Sunday, November 19, 2006
Tech Geeks vs the Game Warriors
A chat with my delightfully geeky boss this morning made me realize a clear battle is emerging in the gaming universe....not just between consoles, but between the players that use them. For a long time, Nintendo reigned as king, putting even the great Atari to shame with the release of the Nintendo Entertainment System and more games than any of us knew what to do with. Sega waved it's hands winningly and some were wooed, but mostly we remained committed as the Super NES hit the market and kept on rocking, earning a quick name as the best system of all time. Turbografx 16 and Sega Saturn made brief explosions in the sky, but honestly, it was all about Nintendo for a long, long time.
With almost no warning whatsoever, Sony suddenly arrived and swallowed the market. Whole. How they did it, no one is exactly sure, but some people seem to think it was in the same way that Nintendo succeeded so beautifully back in the day-games, games, games. Playstation 1 had hundreds of games out for it before most of us bought the console itself. With that overwhelming of a selection, could Sony really alienate anybody? And if PS1 conquered the market, the release of Playstation 2 cemented it as the fastest selling gaming console in all history and presented Sony with their crown. Backwards compatibility? Dev kits for game developers? The best graphics the world had seen so far? What else did the gamers of the world need?
Later down the line, Microsoft brought the XBox onto the scene to complete with PS2. With it's bulky body and controllers so ridiculously oversized they could double as blunt weapons, it seemed specifically marketed at the main demographic of gamers:men between18-25. XBox began to develop a name for it's focus on male oriented software and top of the line graphics and gave Sony a little competition. Nintendo floundered about in the background with the Gamecube, but at this point was considered by many to be a child oriented console. Mostly, people still played a lot of PS2.

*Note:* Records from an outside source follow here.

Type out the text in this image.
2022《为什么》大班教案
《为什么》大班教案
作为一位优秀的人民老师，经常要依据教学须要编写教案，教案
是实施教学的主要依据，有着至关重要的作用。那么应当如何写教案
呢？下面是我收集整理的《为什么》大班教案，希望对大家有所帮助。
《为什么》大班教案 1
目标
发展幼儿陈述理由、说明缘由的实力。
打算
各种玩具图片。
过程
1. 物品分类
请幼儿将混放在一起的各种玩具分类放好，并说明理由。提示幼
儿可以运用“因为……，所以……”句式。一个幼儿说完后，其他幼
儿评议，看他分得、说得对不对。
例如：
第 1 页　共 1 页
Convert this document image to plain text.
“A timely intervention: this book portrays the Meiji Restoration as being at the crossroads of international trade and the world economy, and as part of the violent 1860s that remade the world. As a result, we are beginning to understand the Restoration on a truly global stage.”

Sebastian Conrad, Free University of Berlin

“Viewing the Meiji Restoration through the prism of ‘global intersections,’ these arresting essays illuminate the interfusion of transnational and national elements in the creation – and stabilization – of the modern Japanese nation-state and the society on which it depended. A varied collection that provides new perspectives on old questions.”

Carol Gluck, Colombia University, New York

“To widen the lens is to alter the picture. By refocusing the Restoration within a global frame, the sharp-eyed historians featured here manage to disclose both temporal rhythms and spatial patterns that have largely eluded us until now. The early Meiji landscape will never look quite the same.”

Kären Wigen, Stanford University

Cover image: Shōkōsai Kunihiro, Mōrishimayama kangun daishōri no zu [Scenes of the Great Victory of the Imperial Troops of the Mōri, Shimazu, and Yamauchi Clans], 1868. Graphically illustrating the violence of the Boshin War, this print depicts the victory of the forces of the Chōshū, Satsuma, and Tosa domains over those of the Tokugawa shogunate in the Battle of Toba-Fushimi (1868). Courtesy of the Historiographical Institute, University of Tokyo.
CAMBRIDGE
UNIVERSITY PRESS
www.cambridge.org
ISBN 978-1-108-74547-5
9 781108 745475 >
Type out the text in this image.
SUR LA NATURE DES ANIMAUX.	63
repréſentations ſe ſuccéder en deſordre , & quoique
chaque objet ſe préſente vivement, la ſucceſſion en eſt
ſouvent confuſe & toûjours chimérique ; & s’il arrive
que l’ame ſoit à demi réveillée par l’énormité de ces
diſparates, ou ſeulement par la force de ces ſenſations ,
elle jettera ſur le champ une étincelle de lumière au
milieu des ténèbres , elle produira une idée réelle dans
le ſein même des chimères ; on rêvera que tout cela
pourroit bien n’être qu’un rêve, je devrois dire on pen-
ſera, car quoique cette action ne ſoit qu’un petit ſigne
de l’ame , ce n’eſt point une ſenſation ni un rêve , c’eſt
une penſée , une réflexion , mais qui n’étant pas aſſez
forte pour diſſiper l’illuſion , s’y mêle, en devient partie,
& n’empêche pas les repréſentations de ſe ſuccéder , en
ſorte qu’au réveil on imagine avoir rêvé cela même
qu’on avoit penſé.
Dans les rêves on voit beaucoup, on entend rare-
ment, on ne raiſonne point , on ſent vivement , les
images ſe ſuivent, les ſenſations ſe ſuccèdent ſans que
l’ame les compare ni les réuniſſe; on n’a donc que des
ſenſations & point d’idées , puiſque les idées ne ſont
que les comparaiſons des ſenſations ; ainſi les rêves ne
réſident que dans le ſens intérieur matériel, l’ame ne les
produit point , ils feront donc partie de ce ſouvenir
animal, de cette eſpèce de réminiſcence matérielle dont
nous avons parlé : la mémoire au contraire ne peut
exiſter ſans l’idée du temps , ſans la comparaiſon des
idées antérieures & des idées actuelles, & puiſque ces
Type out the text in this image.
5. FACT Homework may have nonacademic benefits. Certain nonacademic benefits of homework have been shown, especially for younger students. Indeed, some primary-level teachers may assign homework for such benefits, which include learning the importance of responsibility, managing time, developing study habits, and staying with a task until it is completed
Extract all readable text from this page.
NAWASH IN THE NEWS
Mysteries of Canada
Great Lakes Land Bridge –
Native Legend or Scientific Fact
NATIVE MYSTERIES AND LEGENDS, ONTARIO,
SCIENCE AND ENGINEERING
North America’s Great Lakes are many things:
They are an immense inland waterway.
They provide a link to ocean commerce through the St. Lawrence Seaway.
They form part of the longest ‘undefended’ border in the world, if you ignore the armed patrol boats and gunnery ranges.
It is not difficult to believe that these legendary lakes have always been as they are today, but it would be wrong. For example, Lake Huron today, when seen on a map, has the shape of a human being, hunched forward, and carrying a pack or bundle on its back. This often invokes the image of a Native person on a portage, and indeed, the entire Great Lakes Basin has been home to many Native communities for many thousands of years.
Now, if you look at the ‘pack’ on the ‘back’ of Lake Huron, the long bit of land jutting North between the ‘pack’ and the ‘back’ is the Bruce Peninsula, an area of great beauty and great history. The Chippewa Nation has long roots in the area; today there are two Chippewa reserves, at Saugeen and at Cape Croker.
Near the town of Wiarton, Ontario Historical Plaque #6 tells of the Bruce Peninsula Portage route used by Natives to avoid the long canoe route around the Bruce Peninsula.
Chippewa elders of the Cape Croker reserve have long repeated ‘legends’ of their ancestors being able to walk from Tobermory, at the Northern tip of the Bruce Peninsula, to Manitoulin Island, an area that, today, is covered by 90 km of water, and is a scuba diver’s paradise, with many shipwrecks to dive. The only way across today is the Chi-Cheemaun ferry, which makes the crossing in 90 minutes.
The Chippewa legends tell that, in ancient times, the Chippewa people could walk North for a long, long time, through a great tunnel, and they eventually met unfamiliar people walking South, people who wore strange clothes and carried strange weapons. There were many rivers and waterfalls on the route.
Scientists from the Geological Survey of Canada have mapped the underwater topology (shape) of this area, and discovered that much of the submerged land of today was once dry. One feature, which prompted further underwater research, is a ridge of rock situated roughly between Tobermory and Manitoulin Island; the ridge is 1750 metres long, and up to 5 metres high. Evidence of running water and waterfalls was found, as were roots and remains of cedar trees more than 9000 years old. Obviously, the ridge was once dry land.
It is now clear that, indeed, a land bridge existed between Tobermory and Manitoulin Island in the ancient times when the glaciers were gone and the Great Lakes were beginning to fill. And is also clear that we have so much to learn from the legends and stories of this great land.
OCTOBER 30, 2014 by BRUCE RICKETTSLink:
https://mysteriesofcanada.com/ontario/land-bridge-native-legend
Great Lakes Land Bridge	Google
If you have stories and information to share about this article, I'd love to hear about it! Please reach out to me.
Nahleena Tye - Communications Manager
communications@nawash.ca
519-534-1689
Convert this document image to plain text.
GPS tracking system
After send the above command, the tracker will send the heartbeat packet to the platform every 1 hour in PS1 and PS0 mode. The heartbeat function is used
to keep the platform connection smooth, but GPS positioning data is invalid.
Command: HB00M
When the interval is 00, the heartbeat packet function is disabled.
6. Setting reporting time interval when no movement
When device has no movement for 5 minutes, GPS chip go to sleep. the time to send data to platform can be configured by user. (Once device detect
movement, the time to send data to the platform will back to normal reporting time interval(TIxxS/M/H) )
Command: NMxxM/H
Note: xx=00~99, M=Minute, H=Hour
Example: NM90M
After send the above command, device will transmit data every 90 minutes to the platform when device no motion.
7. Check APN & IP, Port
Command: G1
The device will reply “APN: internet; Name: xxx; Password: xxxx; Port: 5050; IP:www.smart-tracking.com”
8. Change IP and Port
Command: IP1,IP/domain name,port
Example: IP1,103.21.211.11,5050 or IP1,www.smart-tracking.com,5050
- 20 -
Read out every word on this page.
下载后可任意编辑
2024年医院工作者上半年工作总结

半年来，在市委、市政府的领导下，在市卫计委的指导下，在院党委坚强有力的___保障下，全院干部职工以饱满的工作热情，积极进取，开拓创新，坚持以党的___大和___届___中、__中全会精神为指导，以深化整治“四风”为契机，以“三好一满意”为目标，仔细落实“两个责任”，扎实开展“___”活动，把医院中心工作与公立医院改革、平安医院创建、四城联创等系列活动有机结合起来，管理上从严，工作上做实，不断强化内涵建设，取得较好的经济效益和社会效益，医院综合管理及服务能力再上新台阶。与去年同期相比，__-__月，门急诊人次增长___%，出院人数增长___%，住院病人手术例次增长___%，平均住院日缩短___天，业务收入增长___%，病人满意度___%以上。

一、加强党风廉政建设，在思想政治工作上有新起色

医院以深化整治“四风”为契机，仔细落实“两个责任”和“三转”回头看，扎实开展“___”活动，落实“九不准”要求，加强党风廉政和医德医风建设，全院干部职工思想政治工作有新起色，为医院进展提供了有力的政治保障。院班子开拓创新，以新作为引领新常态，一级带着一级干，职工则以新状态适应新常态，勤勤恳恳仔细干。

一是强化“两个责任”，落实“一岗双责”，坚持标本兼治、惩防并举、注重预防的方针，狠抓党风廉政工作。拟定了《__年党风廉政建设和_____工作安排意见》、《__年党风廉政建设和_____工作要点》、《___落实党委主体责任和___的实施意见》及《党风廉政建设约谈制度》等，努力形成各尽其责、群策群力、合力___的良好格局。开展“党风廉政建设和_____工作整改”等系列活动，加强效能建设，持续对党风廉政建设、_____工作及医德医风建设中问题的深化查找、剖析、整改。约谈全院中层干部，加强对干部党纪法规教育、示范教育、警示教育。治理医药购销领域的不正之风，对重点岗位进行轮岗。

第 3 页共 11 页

And now, we stand at the dawning of yet another new era in game evolution. Nintendo has gained back some of the market with the Nintendo DS, which seems to have won a great success over the much anticipated PSP. XBox has released the 360 and expanded it's vision for it's software (due in no small part to lack of success in Japan). While everyone knew what to expect form the PS3, it was a bit of a shock to see Nintendo suddenly reemerge as a major contender again with a console with a completely innovative new controller, the ability to download past game libraries and best of all, a vision for a system that could possibly involve a whole new demographic of gamers. There hasn't been such an exciting clash of swords in the game world in a long time. But now, back to my original point: this current state of affairs sets us up for an obvious battle-tech geek gamer elite for the PS3 versus old school creatives for the Wii. It seemed possible that Nintendo could emerge victorious just based on price-the $600 price tag for PS3 seemed to turn off a lot of gamers, not surprisingly. But in the recent launch, Sony fans seemed as rabid as ever, standing in line over a week to be the first to obtain the console.
Now, it seems all we have to do is wait to see how the picture unfolds. Either way, it's likely to mark the industry permanently, swaying third party developers towards specific consoles. I wonder if Sony has any hope of winning. As much as I have been a fan of Playstation, I personally think the PS3 is a strategic mistake for Sony. It alienates a lot of players with it's tremendous cost. Worst of all, it leaves out a lot of children. Having been a kid whose love affair with games started at a very young age, it troubles me to think of other kids being cheated out of the opportunity. On the other hand, they'll very likely end up Wii players, considering the system's reasonable price and active play system. It sets things up looking very pretty for Nintendo. But still, you never know.
Regardless, it's a thrilling time to still be in love with games.